To perform a force recovery:

1. From the Data Management tab, select the DHCP tab-> Members tab-> Failover Associations -> failover_association checkbox.

2. Expand the Toolbar and click Force Recovery State.

3. In the Force Secondary Peer Recovery State dialog box, click OK.

Recovering DHCP Failover Associations

During a conflict resolution, when the primary peer of the DHCP failover association is in the CONFLICT-DONE state and the secondary peer in the POTENTIAL-CONFLICT state, the secondary peer might experience problems (such as restarting, network outage, etc.) and goes into an invalid state. This results in a deadlock state for the failover association, causing a DHCP service outage. When the failover association is in a deadlock state, you can perform a recovery for the failover association. You can run the recovery for one failover association at a time and when the primary member is in the CONFLICT-DONE state. This feature is supported for Infoblox appliances only and not for any other external DHCP servers.

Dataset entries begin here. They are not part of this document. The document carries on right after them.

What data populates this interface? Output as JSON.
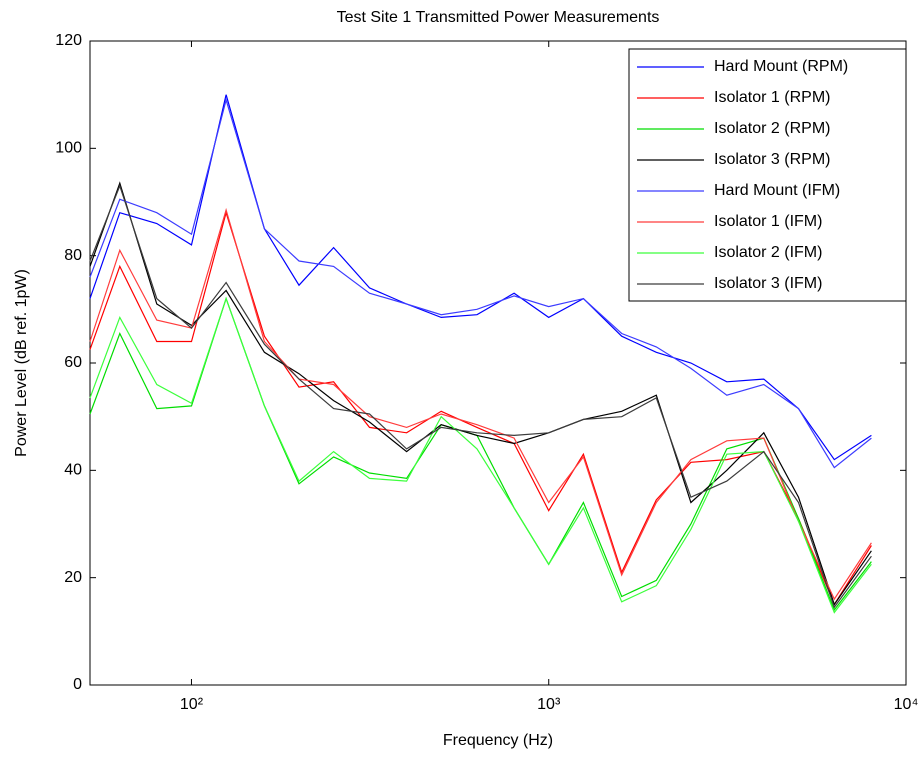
{
  "chart_data": {
    "type": "line",
    "title": "Test Site 1 Transmitted Power Measurements",
    "xlabel": "Frequency (Hz)",
    "ylabel": "Power Level (dB ref. 1pW)",
    "xscale": "log",
    "xlim": [
      52,
      10000
    ],
    "xticks": [
      {
        "value": 100,
        "label": "10²"
      },
      {
        "value": 1000,
        "label": "10³"
      },
      {
        "value": 10000,
        "label": "10⁴"
      }
    ],
    "ylim": [
      0,
      120
    ],
    "yticks": [
      0,
      20,
      40,
      60,
      80,
      100,
      120
    ],
    "legend": "upper right",
    "x": [
      52,
      63,
      80,
      100,
      125,
      160,
      200,
      250,
      315,
      400,
      500,
      630,
      800,
      1000,
      1250,
      1600,
      2000,
      2500,
      3150,
      4000,
      5000,
      6300,
      8000
    ],
    "series": [
      {
        "name": "Hard Mount (RPM)",
        "color": "#0000ff",
        "values": [
          72,
          88,
          86,
          82,
          110,
          85,
          74.5,
          81.5,
          74,
          71,
          68.5,
          69,
          73,
          68.5,
          72,
          65,
          62,
          60,
          56.5,
          57,
          51.5,
          42,
          46.5
        ]
      },
      {
        "name": "Isolator 1 (RPM)",
        "color": "#ff0000",
        "values": [
          62.5,
          78,
          64,
          64,
          88,
          65,
          55.5,
          56.5,
          48,
          47,
          51,
          48,
          45,
          32.5,
          43,
          21,
          34.5,
          41.5,
          42,
          43.5,
          31,
          15,
          26
        ]
      },
      {
        "name": "Isolator 2 (RPM)",
        "color": "#00dd00",
        "values": [
          50.5,
          65.5,
          51.5,
          52,
          72,
          52,
          37.5,
          42.5,
          39.5,
          38.5,
          48.5,
          46.5,
          33,
          22.5,
          34,
          16.5,
          19.5,
          30,
          44,
          46,
          31,
          14,
          23
        ]
      },
      {
        "name": "Isolator 3 (RPM)",
        "color": "#000000",
        "values": [
          78,
          93.5,
          71,
          67,
          73.5,
          62,
          58,
          53,
          49,
          43.5,
          48.5,
          46.5,
          45,
          47,
          49.5,
          51,
          54,
          34,
          40,
          47,
          35,
          15,
          25
        ]
      },
      {
        "name": "Hard Mount (IFM)",
        "color": "#3c3cff",
        "values": [
          76,
          90.5,
          88,
          84,
          109,
          85,
          79,
          78,
          73,
          71,
          69,
          70,
          72.5,
          70.5,
          72,
          65.5,
          63,
          59,
          54,
          56,
          51.5,
          40.5,
          46
        ]
      },
      {
        "name": "Isolator 1 (IFM)",
        "color": "#ff3c3c",
        "values": [
          64,
          81,
          68,
          66.5,
          88.5,
          64,
          57,
          56,
          50,
          48,
          50.5,
          48.5,
          46,
          34,
          42.5,
          20.5,
          34,
          42,
          45.5,
          46,
          30.5,
          16,
          26.5
        ]
      },
      {
        "name": "Isolator 2 (IFM)",
        "color": "#3cff3c",
        "values": [
          53.5,
          68.5,
          56,
          52.5,
          72,
          52,
          38,
          43.5,
          38.5,
          38,
          50,
          44,
          33,
          22.5,
          33,
          15.5,
          18.5,
          29,
          43,
          43.5,
          30.5,
          13.5,
          22.5
        ]
      },
      {
        "name": "Isolator 3 (IFM)",
        "color": "#3c3c3c",
        "values": [
          79,
          93,
          72,
          66.5,
          75,
          63.5,
          57,
          51.5,
          50.5,
          44,
          48,
          47,
          46.5,
          47,
          49.5,
          50,
          53.5,
          35,
          38,
          43.5,
          34,
          14.5,
          24
        ]
      }
    ]
  }
}
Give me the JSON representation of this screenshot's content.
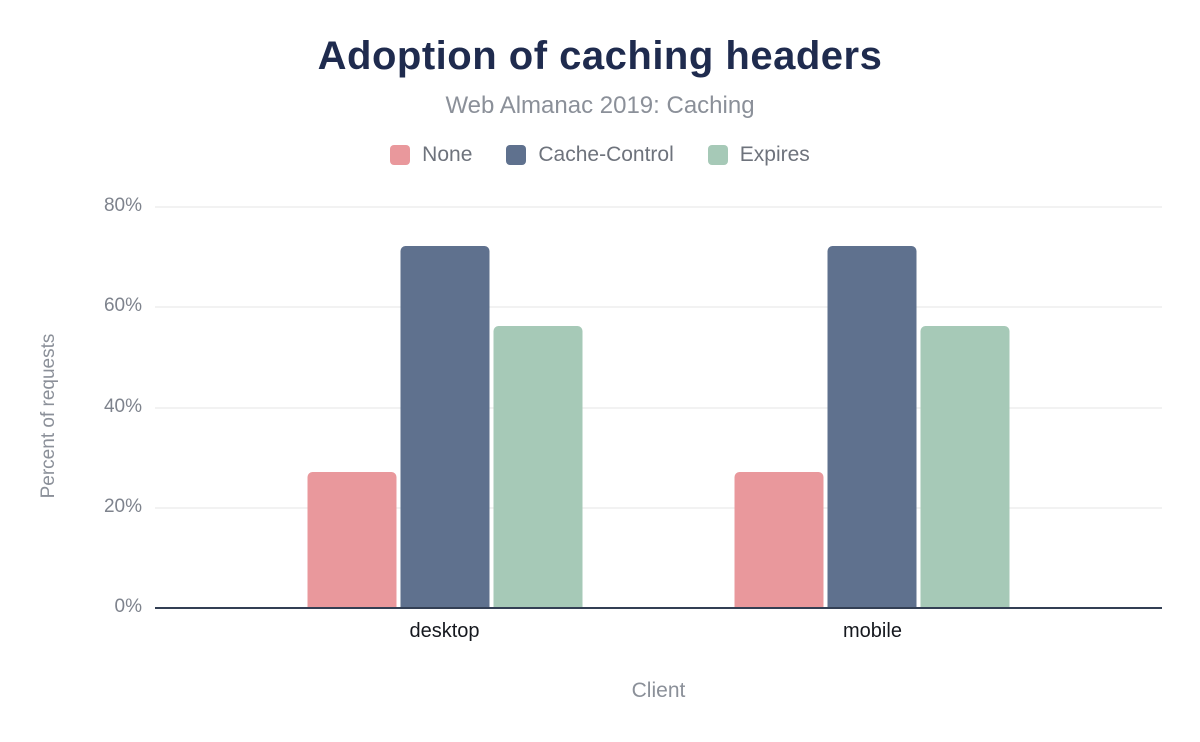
{
  "chart_data": {
    "type": "bar",
    "title": "Adoption of caching headers",
    "subtitle": "Web Almanac 2019: Caching",
    "xlabel": "Client",
    "ylabel": "Percent of requests",
    "categories": [
      "desktop",
      "mobile"
    ],
    "series": [
      {
        "name": "None",
        "color": "#e9989c",
        "values": [
          27,
          27
        ]
      },
      {
        "name": "Cache-Control",
        "color": "#5f718e",
        "values": [
          72,
          72
        ]
      },
      {
        "name": "Expires",
        "color": "#a6c9b7",
        "values": [
          56,
          56
        ]
      }
    ],
    "ylim": [
      0,
      80
    ],
    "yticks": [
      {
        "value": 0,
        "label": "0%"
      },
      {
        "value": 20,
        "label": "20%"
      },
      {
        "value": 40,
        "label": "40%"
      },
      {
        "value": 60,
        "label": "60%"
      },
      {
        "value": 80,
        "label": "80%"
      }
    ],
    "grid": true,
    "legend_position": "top",
    "values_unit": "percent of requests"
  },
  "colors": {
    "background": "#ffffff",
    "title": "#1f2b4e",
    "subtitle": "#8b9099",
    "legend_label": "#6e737c",
    "tick_label": "#7e838d",
    "category_label": "#15181e",
    "axis_title": "#8b9099",
    "axis_line": "#333f54",
    "gridline": "#f2f2f2"
  }
}
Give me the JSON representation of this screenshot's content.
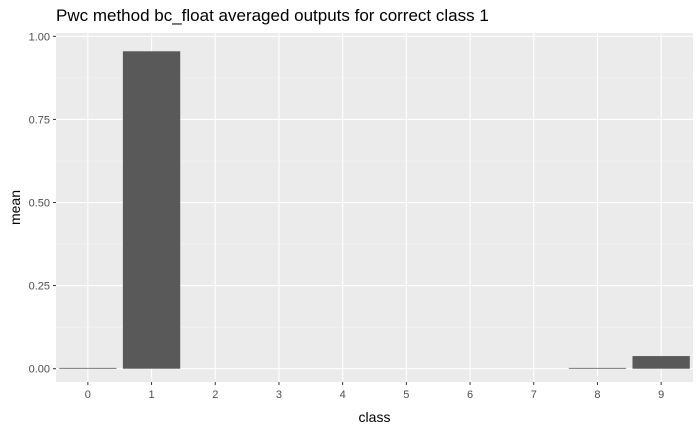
{
  "chart_data": {
    "type": "bar",
    "title": "Pwc method bc_float averaged outputs for correct class 1",
    "xlabel": "class",
    "ylabel": "mean",
    "categories": [
      "0",
      "1",
      "2",
      "3",
      "4",
      "5",
      "6",
      "7",
      "8",
      "9"
    ],
    "values": [
      0.002,
      0.955,
      0.0,
      0.0,
      0.0,
      0.0,
      0.0,
      0.0,
      0.002,
      0.038
    ],
    "ylim": [
      -0.04,
      1.01
    ],
    "yticks": [
      0.0,
      0.25,
      0.5,
      0.75,
      1.0
    ],
    "ytick_labels": [
      "0.00",
      "0.25",
      "0.50",
      "0.75",
      "1.00"
    ],
    "grid": true,
    "colors": {
      "bar": "#595959",
      "panel": "#ebebeb",
      "grid_major": "#ffffff",
      "grid_minor": "#f5f5f5"
    }
  }
}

To recover a DHCP failover association:

1. From the Data Management tab, select the DHCP tab-> Members tab -> Failover Associations -> failover_association checkbox.

2. Expand the Toolbar and click Recovery from Deadlock State.

3. In the Failover Recovery Progress dialog box, click Start to start the recovery of the failover association from the deadlock state.

4. In the confirmation dialog box, click Yes.

Grid Manager starts the failover recovery and you can view the following information in the Failover Recovery Progress
dialog box:

• Failover association: The name of the failover association.

• Primary: The hostname or IP address of the primary server.

• Secondary: The hostname or IP address of the secondary server.

• Number of leases to be processed: The total number of leases to be processed.

• Number of leases processed: The number of leases that have been processed.

• Current Status: Displays the current status of the failover recovery process. The current status can be one of the following:

  • Pending: The failover recovery is initiated for a failover association and the recovery process will start soon.

  • Calculating: The appliance calculates the total amount of leases to be processed.

  • Applying: The appliance looks for conflicts and tries to resolve the conflicts.

  • Completed: The failover recovery is completed successfully.

  • Failed: The failover recovery fails.

After successful completion of the failover recovery, you must restart both the primary and secondary peers to bring them back to the CONFLICT-DONE state.
You can stop the failover recovery operation by clicking Stop in the Failover Recovery Progress dialog box before the recovery process is complete.